Croge knows that there are many things on social media that might catch a bride’s eye, but the most important thing a bride can do when planning is stay true to herself.

“You pin things that you know you’re never going to have in your wedding – the amazing, extravagant flower displays and centerpieces that make people go ‘wow!’” she says. “It’s a battle between the beautiful things you see, and what’s right for you and your wedding.”

 


 

Trashing the Dress

trash dressIf you only use the dress once, then why not get a good picture out of it?

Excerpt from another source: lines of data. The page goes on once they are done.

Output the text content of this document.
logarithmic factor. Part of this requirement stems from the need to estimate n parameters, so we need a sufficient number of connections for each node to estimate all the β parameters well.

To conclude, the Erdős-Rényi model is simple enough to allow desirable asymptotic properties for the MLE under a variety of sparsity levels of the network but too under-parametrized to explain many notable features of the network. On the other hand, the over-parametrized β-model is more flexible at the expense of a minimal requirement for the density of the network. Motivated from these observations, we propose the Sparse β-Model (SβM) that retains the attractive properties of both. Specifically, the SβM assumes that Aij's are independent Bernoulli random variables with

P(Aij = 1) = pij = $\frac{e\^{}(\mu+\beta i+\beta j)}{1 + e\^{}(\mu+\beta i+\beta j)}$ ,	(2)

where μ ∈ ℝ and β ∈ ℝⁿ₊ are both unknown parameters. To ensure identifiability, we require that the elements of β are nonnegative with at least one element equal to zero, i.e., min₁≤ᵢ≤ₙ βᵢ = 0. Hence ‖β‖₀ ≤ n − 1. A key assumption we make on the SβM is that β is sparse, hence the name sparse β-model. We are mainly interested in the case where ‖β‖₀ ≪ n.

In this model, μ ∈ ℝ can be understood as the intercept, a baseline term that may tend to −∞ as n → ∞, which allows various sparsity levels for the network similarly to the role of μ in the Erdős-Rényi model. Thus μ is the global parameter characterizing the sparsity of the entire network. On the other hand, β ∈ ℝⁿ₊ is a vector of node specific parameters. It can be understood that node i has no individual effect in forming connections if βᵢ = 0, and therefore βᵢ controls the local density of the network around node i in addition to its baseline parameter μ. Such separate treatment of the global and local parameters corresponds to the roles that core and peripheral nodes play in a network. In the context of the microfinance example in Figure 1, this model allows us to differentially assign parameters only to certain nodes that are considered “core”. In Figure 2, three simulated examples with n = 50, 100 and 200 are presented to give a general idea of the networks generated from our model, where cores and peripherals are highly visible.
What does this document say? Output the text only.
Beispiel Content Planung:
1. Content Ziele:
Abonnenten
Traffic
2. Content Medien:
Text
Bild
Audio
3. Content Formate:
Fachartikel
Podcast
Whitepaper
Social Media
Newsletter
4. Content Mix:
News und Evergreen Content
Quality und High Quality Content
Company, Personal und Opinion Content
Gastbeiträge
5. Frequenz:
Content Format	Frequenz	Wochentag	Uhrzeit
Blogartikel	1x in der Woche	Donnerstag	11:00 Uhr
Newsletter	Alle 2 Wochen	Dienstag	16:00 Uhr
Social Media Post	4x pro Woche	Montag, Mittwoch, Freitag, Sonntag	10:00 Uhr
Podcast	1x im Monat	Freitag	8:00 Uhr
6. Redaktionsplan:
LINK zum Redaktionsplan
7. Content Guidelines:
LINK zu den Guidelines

That’s the idea behind a hot new trend in bridal photography called “trashing the dress.” After the wedding, a photographer will immortalize the moment when a bride dirties her dress, whether she’s splashing in the ocean, crossing a dirty city street or playing with animals on a farm.

“The idea is that you’re going to ruin the dress and never be able to use it again because you’ll never need to,” says Elaine Long, director of sales and marketing at the Camden County Boathouse. Brides signify their commitment to their marriage by destroying the dress – in a photogenic way.

“I see a lot of photographers are including it in their packages now, because it’s a trend that’s rising fast,” says Long.

So what’s the verdict on this strange new trend? Brides and SJ vendors are split.

“It’s cool, but I wouldn’t do it personally,” says Katlyn Mogavero, wedding coordinator at The Grand Hotel in Cape May. “I guess it’s a cool way to utilize the dress for more than one day, and you get some cute pictures out of it.”

Bride Abigail Scaricaciottoli was not interested in ruining her wedding gown.

“My dress is too pretty for that!” she says. “Plus, I want to use it to make a baptism dress for my future daughter or daughters. So I couldn’t ruin it.”

But Long loves the trend.

“I know it sounds scary, the idea that you’re going to ruin the dress and never be able to use it again,” she says. “But I think it’s so creative and original. It can show a different side of your personality. Yes, you can do the formal, posed pictures at your wedding – and you should. But trashing the dress shows your sense of humor and that you can have fun.”